Um estudo liderado pelo Museu Nacional de Ciências Naturais (MNCN) do Conselho Superior de Investigações Científicas (CSIC) e pela Faculdade de Veterinária da Universidade Complutense de Madrid demonstrou, pela primeira vez, a possibilidade de gerar embriões de lince-ibérico a partir de células reprodutoras de fêmeas que morreram em acidentes, fecundadas in vitro com esperma criopreservado.
Os resultados, recentemente publicados, representam um avanço relevante na aplicação de embriões à conservação de uma das espécies historicamente mais ameaçadas da Península Ibérica.
“A nossa investigação traz novas opções ao programa de conservação do lince, porque torna possível a reprodução de animais que não tiveram essa oportunidade, por exemplo, porque morreram prematuramente ou porque apresentam problemas de comportamento e não acasalam”, afirmou Eduardo Roldán, investigador do CSIC no MNCN e codiretor do estudo.

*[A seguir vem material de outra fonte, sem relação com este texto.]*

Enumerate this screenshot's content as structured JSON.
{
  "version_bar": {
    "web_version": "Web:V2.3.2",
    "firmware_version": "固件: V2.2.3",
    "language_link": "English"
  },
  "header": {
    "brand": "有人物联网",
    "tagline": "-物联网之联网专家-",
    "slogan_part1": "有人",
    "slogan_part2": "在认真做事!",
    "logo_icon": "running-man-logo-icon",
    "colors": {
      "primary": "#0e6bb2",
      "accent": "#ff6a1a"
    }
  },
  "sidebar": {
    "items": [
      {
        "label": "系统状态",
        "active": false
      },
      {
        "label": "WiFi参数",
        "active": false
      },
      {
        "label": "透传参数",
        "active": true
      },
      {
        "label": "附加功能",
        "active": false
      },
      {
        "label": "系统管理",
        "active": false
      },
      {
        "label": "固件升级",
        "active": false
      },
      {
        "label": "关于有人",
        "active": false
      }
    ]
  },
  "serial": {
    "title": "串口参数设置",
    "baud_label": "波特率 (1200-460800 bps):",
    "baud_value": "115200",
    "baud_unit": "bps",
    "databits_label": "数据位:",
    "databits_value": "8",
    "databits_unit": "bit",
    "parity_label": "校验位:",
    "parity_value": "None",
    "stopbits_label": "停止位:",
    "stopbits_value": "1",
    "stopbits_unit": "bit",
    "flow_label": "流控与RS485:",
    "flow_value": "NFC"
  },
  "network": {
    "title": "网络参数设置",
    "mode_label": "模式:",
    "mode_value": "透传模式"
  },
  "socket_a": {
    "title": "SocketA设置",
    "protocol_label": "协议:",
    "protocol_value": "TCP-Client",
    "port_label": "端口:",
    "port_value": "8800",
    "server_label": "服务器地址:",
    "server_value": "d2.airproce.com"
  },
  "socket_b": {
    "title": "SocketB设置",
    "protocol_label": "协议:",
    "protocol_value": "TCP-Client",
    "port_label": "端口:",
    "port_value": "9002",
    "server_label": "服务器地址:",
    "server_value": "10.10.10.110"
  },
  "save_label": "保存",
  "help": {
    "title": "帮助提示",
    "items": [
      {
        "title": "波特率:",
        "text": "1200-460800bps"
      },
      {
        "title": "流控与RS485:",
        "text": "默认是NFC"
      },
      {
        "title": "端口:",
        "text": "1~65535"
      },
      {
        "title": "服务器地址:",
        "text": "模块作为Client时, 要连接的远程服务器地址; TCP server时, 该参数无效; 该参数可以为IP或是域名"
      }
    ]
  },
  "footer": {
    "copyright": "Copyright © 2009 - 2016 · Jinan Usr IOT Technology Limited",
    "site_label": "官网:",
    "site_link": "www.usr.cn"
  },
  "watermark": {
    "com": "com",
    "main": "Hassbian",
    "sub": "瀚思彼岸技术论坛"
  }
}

O material reprodutor masculino utilizado no estudo foi obtido graças à colaboração dos Centros de Criação em Cativeiro do lince-ibérico em Espanha e Portugal, que recolheram e criopreservaram esperma para armazenamento no Banco de Germoplasma e Tecidos de Espécies Silvestres do MNCN.
á o material reprodutor feminino foi recolhido através dos Centros de Recuperação de Fauna Selvagem, com o apoio das autoridades regionais da Andaluzia, Castela-La Mancha e Extremadura, do ministério espanhol e do Organismo Autónomo de Parques Nacionais.
A investigação partiu de ovários recolhidos após a morte das fêmeas, transportados refrigerados para laboratório, onde os ovócitos foram maturados em condições controladas. Estes ovócitos foram fecundados com sucesso, originando embriões que foram posteriormente criopreservados por vitrificação e se encontram atualmente armazenados.
“Agora precisamos de desenvolver métodos para transferir estes embriões para fêmeas recetoras, o que contribuirá, sem dúvida, para reforçar a diversidade genética da espécie”, explicou Ana Muñoz Maceda, investigadora e autora principal do estudo.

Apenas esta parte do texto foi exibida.